Her final book, Bittersweet (2013), a novel about four Australian sisters set in the 1920s, saw McCullough return to women’s fiction. At the time of her death, she was part-way through the process of “writing” a sequel by speaking into a dictaphone.
McCullough never acceded to commercial pressure and the demands of readers for another novel that would extend the world of The Thorn Birds. She was aware that she was not celebrated by literary awards – with the exception of the Scanno Prize for literature in Italy for Song of Troy (1998) – and that her works were rarely discussed by literature scholars.
The only sequel McCullough ever completed was a follow-up to Jane Austen’s Pride and Prejudice, set 20 years after the events of the original, The Independence of Miss Mary Bennet (2008). She was not at all reticent about writing into the Austen canon with its devoted fan culture and academic industry, dismissing perhaps the greatest ever female novelist as “overrated”.

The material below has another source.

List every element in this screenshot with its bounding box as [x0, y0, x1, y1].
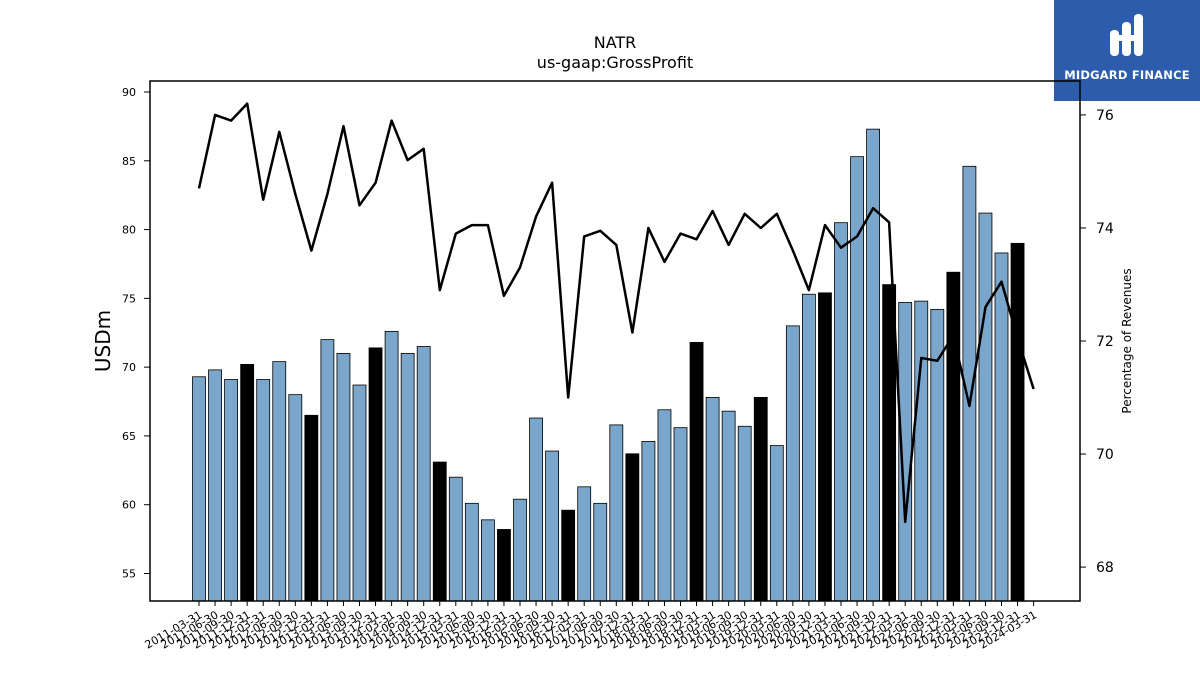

The success of McCullough’s early fiction enabled her to leave behind her career as a neurophysiologist and live in comparative isolation on Norfolk Island. The international resonance of her bestseller enabled her to write whatever she chose as an independent woman without financial concerns impacting upon her creative decisions.
Whatever the critical opinion of her output, McCullough’s fiction has arguably attracted more readers around the world than that of any other Australia writer.
Has McCullough been under-regarded in her own time, like many of Australia’s colonial women romance writers who have only recently been recovered from obscurity? The answer will only be known once this epic of a girl born in small-town New South Wales to a cane cutter and his New Zealand born wife has had enough pages to play out.